As outlined in Annex I to the ESM report, “the majority of members of the Supervisory Board could be appointed by the Troika/ESM/EFSF” (p. 33). This Supervisory Board (“or the Troika/ESM/EFSF”, p. 34) then appoints the majority of the Board of Experts and the minority of the Board of Directors. The ESM proclaims that their proposed plan – setting up a foreign company that is part-ruled by the Troika to decide on the fire sale of Greece’s public services – will “combine in an obvious way the interests of the Hellenic Republic, its taxpayers and citizens and their creditors” (p. 31). However the ESM’s plan really serves only the latter.
The ESM deals with millions of taxpayers’ euros, and the social consequences of the austerity programs attached to their loans have proved destructive (sky-high unemployment, reduced access to health care, increasing poverty and homelessness, and general demolition of the welfare state). Despite these far-reaching political consequences, little is known about the ESM’s internal workings. It is hardly unreasonable given that the EU is meant to be a democratic system, then, to demand a fair degree of transparency over how the fund makes its decisions, who it consults, and why.

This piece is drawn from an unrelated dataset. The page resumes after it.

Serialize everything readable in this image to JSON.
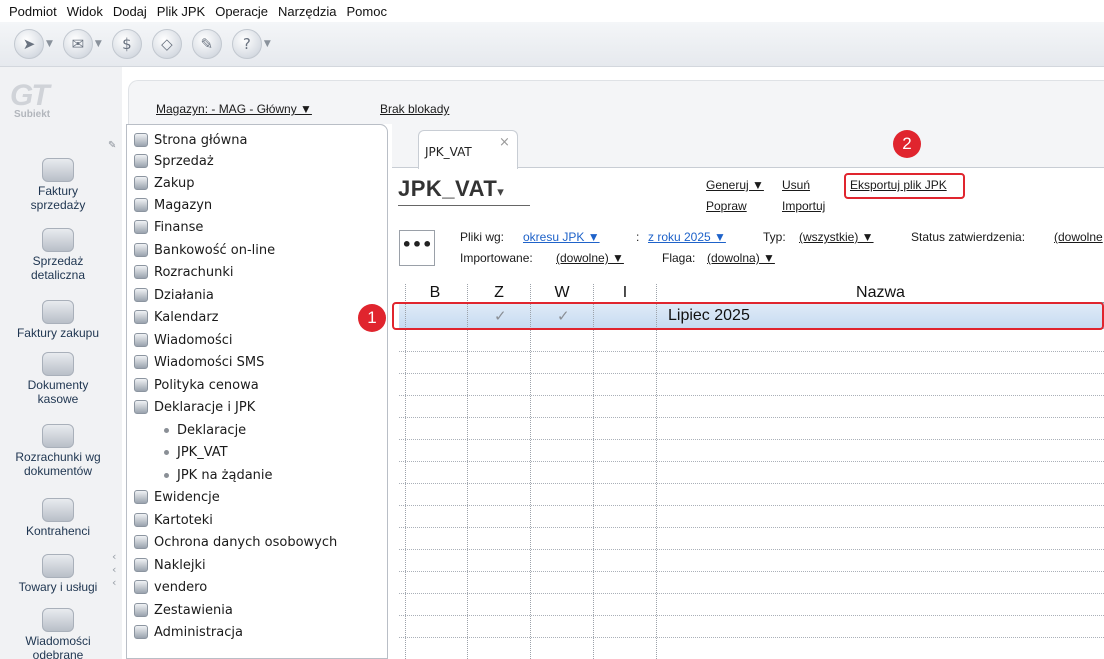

Yet up until now it seems that the ESM has followed its Managing Director Klaus Regling’s personal stance on transparency, expressed at a conference on the IMF over a decade ago: “there is a trade-off between transparency and efficiency[…] In an emergency, the fund has to be able to act quickly even if that reduced the understanding of outsiders.” The ESM seems to suffer from a permanent state of emergency, as the complete lack of transparency is ongoing.